The Grand National Fences are a big-part of the history of the world’s most popular horse race. 16 of last year’s 39-runner field managed to get round the 30 Grand National Fences, with 12-runners pulled-up, whilst 13 fell or unseated their rider.
Therefore, we thought we’d talk you through the famous fences, with a fence-by-fence guide to the Grand National.
1st & 17th
Not a particularly tricky fence since the drop on the landing-side was reduced, but there’s always a danger that the field will set-off to fast. Claimed only one victim last year, but it was a different story back in 1951 when 12 horses failed to get past the first.
2nd & 18th
Once known as The Fan, but not now, it is 3ft 6in wider than the first fence. Claimed 2 victims last year, including the well-fancied Holywell.
3rd & 19th
Called Westhead, this 4ft 10in fence with a 6ft ditch is considered the first major jumping test of the Grand National. However, no horse fell or unseated here last year first-time round, though it claimed one victim second time round.
4th & 20th
Earned its place in history by becoming the first fence to be bypassed (as the 20th fence) in 2011. However, after statistics showed that it was amongst the hardest of fences to get passed, officials chopped 2in off it in 2012. It was a safety-measure that worked as it claimed no victims in 2016.
5th & 21st
A 5ft high Spruce fence that was made easier by the levelling-off of its landing-side, and it claimed no victims last year.
6th & 22nd
Named after Captain Martin Becher, Becher’s Brook is arguably the most famous fence in the world. Runners must navigate a steep drop whilst turning left at the same time if they want to take the most economic route, whilst jockeys must use all their skills to keep the horse balanced as the landing-side is up to 10in lower than the take-off side. The 22nd fence claimed two victims last year.
7th & 23rd
Famous for the legendary pile-up in 1967 that allowed 100/1 shot Foinavan to win the race. However, the Foinavan Fence is generally an ordinary fence, one which claimed no victims last year.
8th & 24th
The Canal Turn is another famous fence, where horses turn left at almost right-angles to take the shortest route. Brave jockeys take the inside-route, though those with plenty of horse under them often play safe and steer a wider course. The 8th claimed one victim last year.
9th & 25th
At 5ft high, Valentine’s Brook demands an accurate jump, but all the horses still going at both the 9th and 25th got over it last year. The name is derived from a horse called Valentine who, legend has it, cleared it hind-legs first in 1840.
10th & 26th
A 5ft thorn fence that claimed no victims last year.
11th & 27th
Horses must clear a 6ft ditch as they take-off, but it caused no problems in 2016.
12th & 28th
After jumping a ditch on the take-off side at the previous fence, the runners must clear a landing-side ditch measuring 5ft 6in ditch. All who got to it cleared it last year.
13th & 29th
A relatively easy fence at just 4ft 7in, but tired horses who are being urged for maximum effort can still fall here, and it claimed one victim last year.
14th & 30th
Similar height to the second-last, but not many horses fall at the last fence, and the 16 horses who reached it in 2016 all got to the other side.

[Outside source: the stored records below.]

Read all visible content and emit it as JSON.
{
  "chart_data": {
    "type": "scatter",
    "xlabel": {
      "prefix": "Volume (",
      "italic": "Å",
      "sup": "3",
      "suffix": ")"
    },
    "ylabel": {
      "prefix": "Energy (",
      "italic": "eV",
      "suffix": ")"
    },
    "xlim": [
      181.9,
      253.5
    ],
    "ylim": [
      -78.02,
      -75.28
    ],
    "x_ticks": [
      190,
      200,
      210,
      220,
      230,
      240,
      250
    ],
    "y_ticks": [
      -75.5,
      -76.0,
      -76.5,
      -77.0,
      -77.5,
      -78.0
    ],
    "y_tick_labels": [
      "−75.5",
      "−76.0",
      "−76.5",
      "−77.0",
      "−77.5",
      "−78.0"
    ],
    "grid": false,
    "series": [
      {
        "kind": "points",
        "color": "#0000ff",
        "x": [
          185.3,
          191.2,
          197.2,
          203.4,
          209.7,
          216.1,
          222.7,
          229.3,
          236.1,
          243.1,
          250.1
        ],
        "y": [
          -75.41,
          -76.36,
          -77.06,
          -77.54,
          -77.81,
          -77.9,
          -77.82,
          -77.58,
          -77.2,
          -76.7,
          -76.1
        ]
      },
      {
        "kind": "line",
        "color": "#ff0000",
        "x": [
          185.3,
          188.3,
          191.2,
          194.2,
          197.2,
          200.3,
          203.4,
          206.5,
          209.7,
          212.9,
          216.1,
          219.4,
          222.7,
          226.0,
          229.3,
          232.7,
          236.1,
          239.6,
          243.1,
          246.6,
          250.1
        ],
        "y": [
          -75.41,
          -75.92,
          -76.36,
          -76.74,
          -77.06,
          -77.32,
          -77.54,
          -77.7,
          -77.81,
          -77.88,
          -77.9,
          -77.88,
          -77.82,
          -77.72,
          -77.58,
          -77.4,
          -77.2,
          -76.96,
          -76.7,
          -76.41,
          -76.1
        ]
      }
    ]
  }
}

The Chair is renowned as one of the hardest fences to jump in the Grand National which is no surprise as, at 5ft 2in, it is the tallest of all the fences, with runners also having to clear a take-off side ditch measuring 6ft. It is only jumped once, but claimed two victims last year.
Unbelievably, in the current safety conscious world, this fence was once a stone wall. However, it is now a water jump which is jumped just once, and it claimed no victims in 2016.
After jumping the final fence, the runners veer to the right of the Chair to a 474-yard run-in that incorporates the famous elbow. It is the longest run-in anywhere, and its stamina-sapping nature has seen the complexion of the race change in many renewals.